The musical selections were pretty decent as well, although I'm not a fan of the "Shake It Off"-esque remix of the theme. Incidental music was, for me, always one of Degrassi's strong suits and that tradition continues here. For instance, kudos for using Joywave's "Tongues" in the series. Absolutely love the song and its quirky nature fits the scene(s?) it was used in.

However, I wanted to bang my head against a wall by the fifth time I heard "Not Okay," the de facto secondary theme of the series thus far.


It's not really because the song is bad. In fact, I love the message and Olivia Scriven, the actress who plays main character Maya, has a cool voice. It's kind of punk-rocky with a bit of pop sensibility. But, the song itself is so damned infectious and they, after its debut in "#NotOkay," have used it seemingly once an episode. It feels as if the producers are trying to force that Drake-level success out of Scriven. Would I love to see Olivia Scriven drop an album and it sell like Canadian Bacon? Hell, yeah. She's got the tools to do it. But, I want it to happen organically in a way that doesn't feel forced. But...to counteract that, you could argue that the song is a part of the series and needs to be forced since Maya herself has been, kind of, forced into the role of feminist activist after kind of just writing and singing the song to say "screw you" to hecklers...who happened to be male d-bags.

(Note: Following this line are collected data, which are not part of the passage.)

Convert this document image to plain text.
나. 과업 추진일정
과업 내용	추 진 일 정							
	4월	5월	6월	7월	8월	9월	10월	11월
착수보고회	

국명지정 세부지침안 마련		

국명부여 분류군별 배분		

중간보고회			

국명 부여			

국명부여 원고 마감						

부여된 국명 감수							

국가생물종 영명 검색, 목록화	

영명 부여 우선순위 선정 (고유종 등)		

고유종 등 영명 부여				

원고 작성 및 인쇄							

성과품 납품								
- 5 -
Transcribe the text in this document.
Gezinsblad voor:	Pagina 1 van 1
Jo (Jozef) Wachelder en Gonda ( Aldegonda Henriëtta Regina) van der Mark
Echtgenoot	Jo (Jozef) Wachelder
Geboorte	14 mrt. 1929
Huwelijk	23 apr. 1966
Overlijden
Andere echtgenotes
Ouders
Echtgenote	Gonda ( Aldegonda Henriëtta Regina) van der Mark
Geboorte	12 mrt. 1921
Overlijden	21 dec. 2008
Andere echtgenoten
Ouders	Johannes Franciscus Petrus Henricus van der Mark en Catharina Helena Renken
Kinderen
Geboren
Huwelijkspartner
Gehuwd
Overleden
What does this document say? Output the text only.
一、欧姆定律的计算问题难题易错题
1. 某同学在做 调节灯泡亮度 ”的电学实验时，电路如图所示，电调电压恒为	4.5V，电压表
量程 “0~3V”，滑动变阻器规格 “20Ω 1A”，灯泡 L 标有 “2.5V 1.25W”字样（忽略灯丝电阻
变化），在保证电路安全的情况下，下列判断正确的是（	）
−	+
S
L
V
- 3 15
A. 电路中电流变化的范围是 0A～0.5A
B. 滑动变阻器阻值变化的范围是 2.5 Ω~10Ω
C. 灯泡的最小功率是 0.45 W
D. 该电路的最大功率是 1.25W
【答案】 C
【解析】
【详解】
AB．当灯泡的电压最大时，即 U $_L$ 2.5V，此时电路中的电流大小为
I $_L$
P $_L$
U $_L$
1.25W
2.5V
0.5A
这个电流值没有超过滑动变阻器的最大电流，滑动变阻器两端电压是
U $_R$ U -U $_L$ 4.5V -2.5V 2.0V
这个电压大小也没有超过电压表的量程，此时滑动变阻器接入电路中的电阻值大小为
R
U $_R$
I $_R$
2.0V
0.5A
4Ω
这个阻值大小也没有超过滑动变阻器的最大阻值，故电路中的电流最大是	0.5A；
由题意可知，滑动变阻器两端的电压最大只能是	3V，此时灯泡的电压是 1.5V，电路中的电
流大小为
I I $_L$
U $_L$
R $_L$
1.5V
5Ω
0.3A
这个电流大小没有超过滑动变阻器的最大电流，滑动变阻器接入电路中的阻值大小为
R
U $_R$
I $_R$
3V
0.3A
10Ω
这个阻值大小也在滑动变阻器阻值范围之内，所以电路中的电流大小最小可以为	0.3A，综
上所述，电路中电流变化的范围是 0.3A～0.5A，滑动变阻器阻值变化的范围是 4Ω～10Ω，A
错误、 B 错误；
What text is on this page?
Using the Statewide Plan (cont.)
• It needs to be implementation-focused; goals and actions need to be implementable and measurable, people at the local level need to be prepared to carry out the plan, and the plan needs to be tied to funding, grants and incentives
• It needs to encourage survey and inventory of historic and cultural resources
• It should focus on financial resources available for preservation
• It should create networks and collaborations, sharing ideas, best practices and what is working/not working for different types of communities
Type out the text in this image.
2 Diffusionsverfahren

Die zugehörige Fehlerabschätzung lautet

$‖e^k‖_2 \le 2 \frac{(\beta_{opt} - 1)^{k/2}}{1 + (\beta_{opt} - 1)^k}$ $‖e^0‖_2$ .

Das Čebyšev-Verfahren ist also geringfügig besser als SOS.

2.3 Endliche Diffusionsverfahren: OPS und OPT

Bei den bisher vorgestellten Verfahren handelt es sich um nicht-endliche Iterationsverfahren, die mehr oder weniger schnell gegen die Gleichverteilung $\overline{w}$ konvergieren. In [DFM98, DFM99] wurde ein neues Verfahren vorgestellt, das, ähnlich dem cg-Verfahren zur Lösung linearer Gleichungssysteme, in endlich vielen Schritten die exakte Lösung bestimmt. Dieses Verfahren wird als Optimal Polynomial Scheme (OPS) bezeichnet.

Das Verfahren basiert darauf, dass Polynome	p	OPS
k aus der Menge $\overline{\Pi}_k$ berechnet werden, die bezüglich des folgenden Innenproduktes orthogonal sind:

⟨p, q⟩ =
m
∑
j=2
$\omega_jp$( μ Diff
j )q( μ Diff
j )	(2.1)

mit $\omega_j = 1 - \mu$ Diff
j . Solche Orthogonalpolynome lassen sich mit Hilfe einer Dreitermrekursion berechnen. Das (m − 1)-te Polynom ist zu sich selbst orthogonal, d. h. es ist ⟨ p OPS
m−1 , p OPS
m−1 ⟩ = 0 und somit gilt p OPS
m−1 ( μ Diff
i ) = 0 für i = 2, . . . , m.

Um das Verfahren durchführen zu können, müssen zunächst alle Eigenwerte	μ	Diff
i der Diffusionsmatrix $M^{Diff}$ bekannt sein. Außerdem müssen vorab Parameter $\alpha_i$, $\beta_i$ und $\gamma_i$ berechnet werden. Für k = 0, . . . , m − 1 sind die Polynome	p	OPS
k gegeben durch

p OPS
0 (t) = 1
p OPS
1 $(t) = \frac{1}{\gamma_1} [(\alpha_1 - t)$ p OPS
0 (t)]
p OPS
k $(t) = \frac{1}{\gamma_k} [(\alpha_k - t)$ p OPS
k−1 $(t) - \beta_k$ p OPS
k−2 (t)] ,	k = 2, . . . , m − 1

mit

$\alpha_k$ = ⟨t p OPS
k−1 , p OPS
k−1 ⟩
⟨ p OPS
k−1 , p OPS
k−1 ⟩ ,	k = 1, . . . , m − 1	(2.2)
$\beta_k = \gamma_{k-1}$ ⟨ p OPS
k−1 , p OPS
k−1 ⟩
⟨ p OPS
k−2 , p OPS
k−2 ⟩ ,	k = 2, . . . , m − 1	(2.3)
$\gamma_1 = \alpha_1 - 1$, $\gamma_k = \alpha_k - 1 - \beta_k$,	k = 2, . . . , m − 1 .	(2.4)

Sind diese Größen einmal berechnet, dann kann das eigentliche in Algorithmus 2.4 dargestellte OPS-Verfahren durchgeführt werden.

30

Either way, I like the song; just wish they'd give Maya some new material (that was actually a point in one of the episodes this season, "#ThisCouldBeUsButYouPlayin." So, I think the writers know where they're going...I hope).

But, speaking of the song--and the cyberbullying-meets-Mansplaining-meets-GamerGate storyline it belongs to--I'd love to see more about other characters. For instance, Grace has cystic fibrosis. Even though she's been persuaded to not just bitch out and die because she gave up, she's still dying. I'd love to hear more about her character in Next Class other than her possibly being gay, but then not, and crushing on Maya's boyfriend Zig. She's a strong character that, for me, gets reduced to a few snarky "counterculture" remarks and her kiss(es) with Zoe. At least we started to get more hints about the pill-popping, possibly sociopathic Esme (who seems hellbent on destroying Miles' life on some "Misery loves company" ish).

I guess that's always the problem with Degrassi, especially after they started expanding the cast of characters. You'll get some pretty juicy B-and-C-plots that are, while sometimes flawed, still pretty realistic. However, they often get swept under the rug for the A-plot (or get brought back up seasons later after people forgot). This season's A-plot is, again, Maya dealing with the feminist support of "Not Okay," the use of the song to shut down Degrassi's gaming club (because sexism in video games), and the subsequent trolling by the gaming club to Maya--which ultimately ends the season with a gaming club member, Hunter (Miles' younger brother) almost going full Rick on the school.


I hope that next season does deal a bit more with the secondary/not-Maya-related characters more. However, even with its flaws, I'm loving the Next Class. They're still not competing with DTNG, but...they aight.